RU26988 [11.beta.,17.beta.-dihydroxy-17.alpha.-(1-propynyl)androsta-1,4,6-trien-3-one], a specific type II (glucocorticoid) ligand with negligible affinity for type I (mineralocorticoid) receptors, increased .alpha.-lactalbumin production in mammary gland explants from midpregnant rats when cultured in vitro in the presence of insulin (5 .mu.g/ml) and rat PRL (1 .mu.g/ml). The dose-response curve was biphasic, over a 3-300 nM dose range, with maximum at 3-10 nM, followed by a progressive decline toward or to control levels at 300 nM. A similar dose-response curve was obtained with another type II-specific ligand, RU28362 [11.beta.,17.beta.-dihydroxy-6-methyl-17.alpha.-(1-propynyl)androsta-1,4,-6-trien-3-one], and with dexamethasone.
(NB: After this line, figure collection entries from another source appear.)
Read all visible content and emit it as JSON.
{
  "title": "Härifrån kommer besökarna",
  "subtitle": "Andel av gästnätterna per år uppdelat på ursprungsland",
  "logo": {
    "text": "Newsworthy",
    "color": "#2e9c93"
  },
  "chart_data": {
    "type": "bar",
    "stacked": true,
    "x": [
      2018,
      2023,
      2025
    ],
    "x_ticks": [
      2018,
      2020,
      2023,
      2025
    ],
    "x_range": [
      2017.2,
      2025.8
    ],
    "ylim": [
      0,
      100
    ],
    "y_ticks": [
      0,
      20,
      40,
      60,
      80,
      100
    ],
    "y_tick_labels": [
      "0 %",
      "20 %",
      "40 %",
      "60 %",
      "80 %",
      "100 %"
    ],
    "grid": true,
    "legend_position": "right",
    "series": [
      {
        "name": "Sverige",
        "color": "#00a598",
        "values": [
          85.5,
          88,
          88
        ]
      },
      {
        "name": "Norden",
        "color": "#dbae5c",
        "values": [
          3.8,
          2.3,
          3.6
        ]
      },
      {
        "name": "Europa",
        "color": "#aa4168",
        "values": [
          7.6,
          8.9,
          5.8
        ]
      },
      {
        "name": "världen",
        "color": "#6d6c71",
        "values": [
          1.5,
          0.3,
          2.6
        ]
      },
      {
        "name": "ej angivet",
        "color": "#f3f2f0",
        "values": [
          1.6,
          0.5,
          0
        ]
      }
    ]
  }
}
This biphasic response had been previously reported for mouse mammary gland explants using cortisol, which binds to both type I and type II receptors. Our experiments, therefore, show that occupancy of type II receptors alone can be responsible for the stimulation at low steroid concentrations, followed by the decrease from peak levels observed at higher steroid concentrations. On the basis of these data, we propose a model to account for these findings, based on ligand binding to a single class of receptors and the putative existence of both turn-on and turn-off glucocorticoid regulatory elements in the nucleus.